The supply of calcium may be limited to your plant during a critical growth phase, for a few reasons. Stressful conditions such as drought and very hot weather, winds that dry out the tissues, soil that has excess Nitrogen, or plants that simply grow too fast for the roots to keep up with the calcium supply. And of course, maybe there simply isn’t enough calcium in the soil.
How can you fix the calcium deficiency, organically?
Well, the interesting thing is, there are many calcium products on the market which do very little to get calcium to the areas the plant needs it the most, it turns out that Calcium is a very immobile mineral–meaning it is hard for the plants to move it around the plant to where it needs to go. Some commercial calcium products contain synthetic nitrogen and chlorides (think – unnecessary chemical fillers).
Let’s get all ‘sciency’ for a moment. At Roots, Shoots & Fruits we have a product called Biomin Calcium which is a Biogro certified organic product, that is designed in such as way that the plants absorb it more readily than the conventional fertilisers.
Biomin Calcium is very mobile and easily absorbed within hours
How does it work? If you look up ‘Glycine Chelation technology’ you’ll see. It’s science-speak for cloaking the Calcium molecules in a groovy costume (made of Glycine) that the plants find a lot easier to absorb and distribute to their extremities because Glycine is the smallest amino acid and what plants themselves are made of.
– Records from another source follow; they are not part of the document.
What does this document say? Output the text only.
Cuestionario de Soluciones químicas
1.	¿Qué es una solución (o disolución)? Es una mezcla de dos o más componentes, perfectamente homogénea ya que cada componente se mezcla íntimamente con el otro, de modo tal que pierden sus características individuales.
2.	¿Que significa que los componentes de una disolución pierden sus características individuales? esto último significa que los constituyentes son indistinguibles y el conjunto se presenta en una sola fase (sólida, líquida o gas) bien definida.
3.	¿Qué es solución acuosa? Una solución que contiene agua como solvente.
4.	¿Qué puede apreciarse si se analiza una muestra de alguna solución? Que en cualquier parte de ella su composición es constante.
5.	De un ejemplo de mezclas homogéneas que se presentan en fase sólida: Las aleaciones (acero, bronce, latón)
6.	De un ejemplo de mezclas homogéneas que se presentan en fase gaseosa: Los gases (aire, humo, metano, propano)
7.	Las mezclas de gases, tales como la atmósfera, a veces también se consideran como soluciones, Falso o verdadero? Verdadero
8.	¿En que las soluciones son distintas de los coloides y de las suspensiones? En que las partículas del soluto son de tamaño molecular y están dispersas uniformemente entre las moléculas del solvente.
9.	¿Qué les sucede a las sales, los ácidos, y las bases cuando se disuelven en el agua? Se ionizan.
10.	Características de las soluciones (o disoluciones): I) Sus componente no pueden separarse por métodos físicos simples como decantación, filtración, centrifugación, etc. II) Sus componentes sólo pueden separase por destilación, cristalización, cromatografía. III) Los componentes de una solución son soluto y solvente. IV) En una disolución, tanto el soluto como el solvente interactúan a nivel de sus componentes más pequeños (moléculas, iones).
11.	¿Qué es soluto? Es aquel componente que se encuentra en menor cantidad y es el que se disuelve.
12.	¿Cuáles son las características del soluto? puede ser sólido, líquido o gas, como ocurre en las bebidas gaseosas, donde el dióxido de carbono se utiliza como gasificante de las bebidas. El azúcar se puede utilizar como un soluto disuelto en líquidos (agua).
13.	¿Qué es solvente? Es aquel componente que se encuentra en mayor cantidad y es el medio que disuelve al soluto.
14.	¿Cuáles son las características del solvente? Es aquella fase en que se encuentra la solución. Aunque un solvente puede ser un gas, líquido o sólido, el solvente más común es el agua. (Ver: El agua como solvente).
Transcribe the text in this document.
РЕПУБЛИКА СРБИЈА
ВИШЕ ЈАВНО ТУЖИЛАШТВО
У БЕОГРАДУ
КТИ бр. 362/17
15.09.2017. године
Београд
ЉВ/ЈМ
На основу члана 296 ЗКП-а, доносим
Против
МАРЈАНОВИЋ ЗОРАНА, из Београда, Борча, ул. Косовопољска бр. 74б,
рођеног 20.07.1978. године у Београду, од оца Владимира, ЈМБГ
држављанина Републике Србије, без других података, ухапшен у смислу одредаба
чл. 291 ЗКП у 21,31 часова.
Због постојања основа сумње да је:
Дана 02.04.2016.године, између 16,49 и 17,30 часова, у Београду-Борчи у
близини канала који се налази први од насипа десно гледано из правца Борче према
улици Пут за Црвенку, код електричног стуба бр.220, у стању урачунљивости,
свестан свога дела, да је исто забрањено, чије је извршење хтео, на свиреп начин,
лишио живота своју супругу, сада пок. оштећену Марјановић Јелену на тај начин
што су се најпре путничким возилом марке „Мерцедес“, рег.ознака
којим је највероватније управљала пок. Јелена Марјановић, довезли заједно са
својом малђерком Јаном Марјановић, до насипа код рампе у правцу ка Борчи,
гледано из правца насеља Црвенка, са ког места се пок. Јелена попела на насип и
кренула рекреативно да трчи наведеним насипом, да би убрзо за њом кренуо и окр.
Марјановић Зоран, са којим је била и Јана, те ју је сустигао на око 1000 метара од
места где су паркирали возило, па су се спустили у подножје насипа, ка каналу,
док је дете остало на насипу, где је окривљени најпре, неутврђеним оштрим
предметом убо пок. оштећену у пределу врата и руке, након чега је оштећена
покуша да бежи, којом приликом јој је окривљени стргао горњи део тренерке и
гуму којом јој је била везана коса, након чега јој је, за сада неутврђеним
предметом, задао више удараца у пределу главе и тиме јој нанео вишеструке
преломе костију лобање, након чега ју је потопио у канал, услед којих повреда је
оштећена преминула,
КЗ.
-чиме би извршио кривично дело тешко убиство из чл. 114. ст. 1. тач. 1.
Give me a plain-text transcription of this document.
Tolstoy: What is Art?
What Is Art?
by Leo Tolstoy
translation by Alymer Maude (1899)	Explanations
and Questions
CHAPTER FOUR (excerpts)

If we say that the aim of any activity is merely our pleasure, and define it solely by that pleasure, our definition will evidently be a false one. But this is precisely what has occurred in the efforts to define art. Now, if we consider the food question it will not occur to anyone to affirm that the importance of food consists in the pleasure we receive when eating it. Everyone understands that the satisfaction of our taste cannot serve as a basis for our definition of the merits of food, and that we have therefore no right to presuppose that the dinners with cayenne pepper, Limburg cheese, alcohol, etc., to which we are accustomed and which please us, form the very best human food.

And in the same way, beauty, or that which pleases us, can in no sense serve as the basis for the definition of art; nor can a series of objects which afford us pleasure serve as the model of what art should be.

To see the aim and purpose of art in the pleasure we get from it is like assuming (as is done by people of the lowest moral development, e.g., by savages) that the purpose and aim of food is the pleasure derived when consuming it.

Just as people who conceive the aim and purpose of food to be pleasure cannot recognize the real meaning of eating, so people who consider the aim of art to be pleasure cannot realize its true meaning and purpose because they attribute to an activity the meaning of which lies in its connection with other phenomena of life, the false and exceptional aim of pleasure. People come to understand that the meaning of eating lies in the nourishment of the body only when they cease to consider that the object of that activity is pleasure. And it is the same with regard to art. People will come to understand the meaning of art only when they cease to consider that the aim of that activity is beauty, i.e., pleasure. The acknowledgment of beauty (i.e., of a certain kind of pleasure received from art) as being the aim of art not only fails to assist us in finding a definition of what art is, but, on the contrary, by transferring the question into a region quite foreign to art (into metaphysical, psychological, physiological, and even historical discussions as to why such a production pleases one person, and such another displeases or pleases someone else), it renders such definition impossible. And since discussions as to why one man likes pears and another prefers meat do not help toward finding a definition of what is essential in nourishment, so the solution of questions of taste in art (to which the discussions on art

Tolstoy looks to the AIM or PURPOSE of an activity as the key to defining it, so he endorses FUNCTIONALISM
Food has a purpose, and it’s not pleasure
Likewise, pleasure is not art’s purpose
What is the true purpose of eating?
Maybe its plant trickery, maybe its super advanced biotechnology, either way, the research and field trials show that the benefits are visible.
Put Biomin Calcium on your plants (in a foliar spray), at times of plant growth and notice:
- Less disease and deficiency symptoms we listed above, PLUS
- Bigger fruit
- Better colour – think apples that are juicier and brighter in colour
- Less fruit splitting after a heavy rain, (no ones likes grapes or tomatoes with cracks!)
- The product is totally absorbed by the plant within a few hours, so the effects can be swift!
- Crunchier fruits: Think grapes and apples
- Stronger more rigid stems and stalks
- Calcium also acts as a detoxifying agent by binding up the toxic compounds it comes across.
And another thing which is a super bonus of having effective calcium levels (this is the SECRET WEAPON of the commercial growers), the shelf life of picked produce is measurably longer. One study of rockmelon found that fruit immersed in Biomin Calcium at picking lasted 2 weeks longer on the shelf. (Insert reference here).
And remember how I said this was an organic product, safe for you and the people around you? Even an overdose of this product will cause no harm to either you or your plants.
You can see now why commercial producers take this stuff seriously and use Biomin Calcium as part of their regular fertiliser program. We hope more growers, farmers, lifestyle blockers and home gardeners understand the importance of Calcium and how it can vastly improve the health of their plants and the nutrient density of their produce.